Nick has had multiple instances in which he has been at least 10 minutes late to class because the subway was running behind schedule.

“It’s very frustrating because I would say that it’s at least once a week that the trains are running behind schedule. I’ve been late for classes multiple times because of it so I now I just have to make sure I leave for the train earlier just incase something happens.”

Besides the service being unreliable, the infrastructure of the stations themselves.
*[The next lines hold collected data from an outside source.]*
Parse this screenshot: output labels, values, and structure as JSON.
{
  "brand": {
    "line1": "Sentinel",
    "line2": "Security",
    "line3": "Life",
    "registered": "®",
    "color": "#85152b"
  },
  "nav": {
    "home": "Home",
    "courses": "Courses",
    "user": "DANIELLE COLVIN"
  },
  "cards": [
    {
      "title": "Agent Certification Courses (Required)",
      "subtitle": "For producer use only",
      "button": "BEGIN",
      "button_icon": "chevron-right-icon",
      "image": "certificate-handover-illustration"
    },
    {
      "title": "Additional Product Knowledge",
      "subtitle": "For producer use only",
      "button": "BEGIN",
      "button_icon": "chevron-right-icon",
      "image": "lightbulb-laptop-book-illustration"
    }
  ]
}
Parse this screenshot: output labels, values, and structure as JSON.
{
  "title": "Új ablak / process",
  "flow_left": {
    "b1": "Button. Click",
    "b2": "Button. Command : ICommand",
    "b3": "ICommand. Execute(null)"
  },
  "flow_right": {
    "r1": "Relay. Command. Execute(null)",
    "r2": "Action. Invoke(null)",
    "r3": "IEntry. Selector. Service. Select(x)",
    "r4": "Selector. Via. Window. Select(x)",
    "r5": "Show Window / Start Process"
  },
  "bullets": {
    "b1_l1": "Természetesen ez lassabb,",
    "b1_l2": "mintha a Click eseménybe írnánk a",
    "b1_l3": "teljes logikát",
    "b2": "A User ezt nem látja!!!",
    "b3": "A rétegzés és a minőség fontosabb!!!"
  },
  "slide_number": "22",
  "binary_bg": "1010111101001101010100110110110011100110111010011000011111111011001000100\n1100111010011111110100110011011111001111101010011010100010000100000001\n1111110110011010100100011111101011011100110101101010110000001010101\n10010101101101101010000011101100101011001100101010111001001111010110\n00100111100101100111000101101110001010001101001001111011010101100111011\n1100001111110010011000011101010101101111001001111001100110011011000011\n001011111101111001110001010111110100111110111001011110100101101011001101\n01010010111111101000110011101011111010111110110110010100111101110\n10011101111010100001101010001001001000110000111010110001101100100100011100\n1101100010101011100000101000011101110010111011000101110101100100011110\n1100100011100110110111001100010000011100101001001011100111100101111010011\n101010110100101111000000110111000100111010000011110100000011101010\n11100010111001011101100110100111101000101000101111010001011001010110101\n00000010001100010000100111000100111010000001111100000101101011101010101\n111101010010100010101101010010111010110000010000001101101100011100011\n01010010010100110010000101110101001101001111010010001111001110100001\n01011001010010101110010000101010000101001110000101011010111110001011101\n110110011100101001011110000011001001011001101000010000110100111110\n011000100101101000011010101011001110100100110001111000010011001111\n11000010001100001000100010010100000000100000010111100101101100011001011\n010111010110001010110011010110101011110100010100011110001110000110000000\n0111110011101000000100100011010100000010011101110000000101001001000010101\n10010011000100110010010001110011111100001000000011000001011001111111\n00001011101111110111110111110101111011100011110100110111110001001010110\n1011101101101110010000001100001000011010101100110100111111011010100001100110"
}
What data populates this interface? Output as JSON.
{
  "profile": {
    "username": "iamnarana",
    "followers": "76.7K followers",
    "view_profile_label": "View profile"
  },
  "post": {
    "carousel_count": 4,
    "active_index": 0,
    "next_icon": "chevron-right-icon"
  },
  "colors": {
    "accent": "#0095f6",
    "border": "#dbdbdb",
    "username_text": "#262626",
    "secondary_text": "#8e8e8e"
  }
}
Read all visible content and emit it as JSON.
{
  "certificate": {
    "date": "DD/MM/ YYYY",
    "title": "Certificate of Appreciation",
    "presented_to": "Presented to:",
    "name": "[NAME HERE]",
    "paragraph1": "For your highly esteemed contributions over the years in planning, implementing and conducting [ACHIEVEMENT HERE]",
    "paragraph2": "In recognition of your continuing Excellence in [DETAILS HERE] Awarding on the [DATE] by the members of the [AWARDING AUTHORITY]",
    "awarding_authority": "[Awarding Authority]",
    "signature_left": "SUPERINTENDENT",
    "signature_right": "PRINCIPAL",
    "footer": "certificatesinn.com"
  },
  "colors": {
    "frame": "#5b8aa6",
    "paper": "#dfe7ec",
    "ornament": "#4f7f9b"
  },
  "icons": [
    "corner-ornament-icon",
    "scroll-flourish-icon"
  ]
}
Many of the stations are very dirty and are filled with homeless people which is another reason why commuters are fed up with the increase in fares.

Even when service is running smoothly on the trains,the amount of service for students traveling to the Ardsley-on-Hudson station for classes during the day isn’t enough.

Eric Skrapits often takes the Metro North back to school after being home on weekends wishes service could run  every thirty minutes instead of every hour.

“I think having service every thirty minutes would be more convenient, especially for those who desperately need too get to class on time.”

The MTA is expected to increase the fares starting in March which could be the beginning of a 15 percent increase by 2022 to try to make up for its budget shortfall.

According to MTA Chief Financial Officer Robert Foran, an increase on fares is necessary because without it, deficits will increase dramatically.

“If we don’t put in place toll and fare increases we are projecting deficits will increase significantly.”

One of the aspects that hurts commuters who attend Mercy and various other colleges throughout the five boroughs is that the MTA does not give a discount to college students the way they do for grade school commuters.

“I wish that we were able to get a student discount he same way high school kids do,” says Nick, who remembers getting a discount for the subway and buses when commuting to middle and high school in the city.

One way that Mercy tries to help students with the cost of commuting is by holding an event call MetroCard Mania at Mercy College’s Manhattan campus where students have an opportunity to win free MetroCards.

“We try to hold something like this about once a month just to give students a chance to win something because we know how expensive commuting can be for everyone,” says Hannah who works at Student Life at the Mercy College Manhattan Campus.

Students who attend classes at the Manhattan campus can participate in fun activities to try to win MetroCards worth $10.50.

The latest MetroCard Mania saw about fifteen to twenty people stop by and play to try to win.
Students also have the option of purchasing MetroCards from the bookstore at the Dobbs Ferry Campus for a slight discount from what they would normally cost from the subway stations.

Despite the fare hikes mainly affecting those who use mass transit to commute, the increased fares will have an impact on those who drive to the various campuses that have to cross over bridges including the Throggs Neck and Whitetone bridges.

Prices to cross those bridges without an E-ZPass are expected to increase from $8.50 to $9.50 and prices to cross with an E-ZPass are expected rise anywhere between $0.23 and $0.46.

The increases for the bridges and tunnels however, will not be as large compared to the increases on transit fares.

Although commuters are not looking forward to having to dish out more money, the MTA estimates that the fair hike would bring in an additional $316 million in revenue.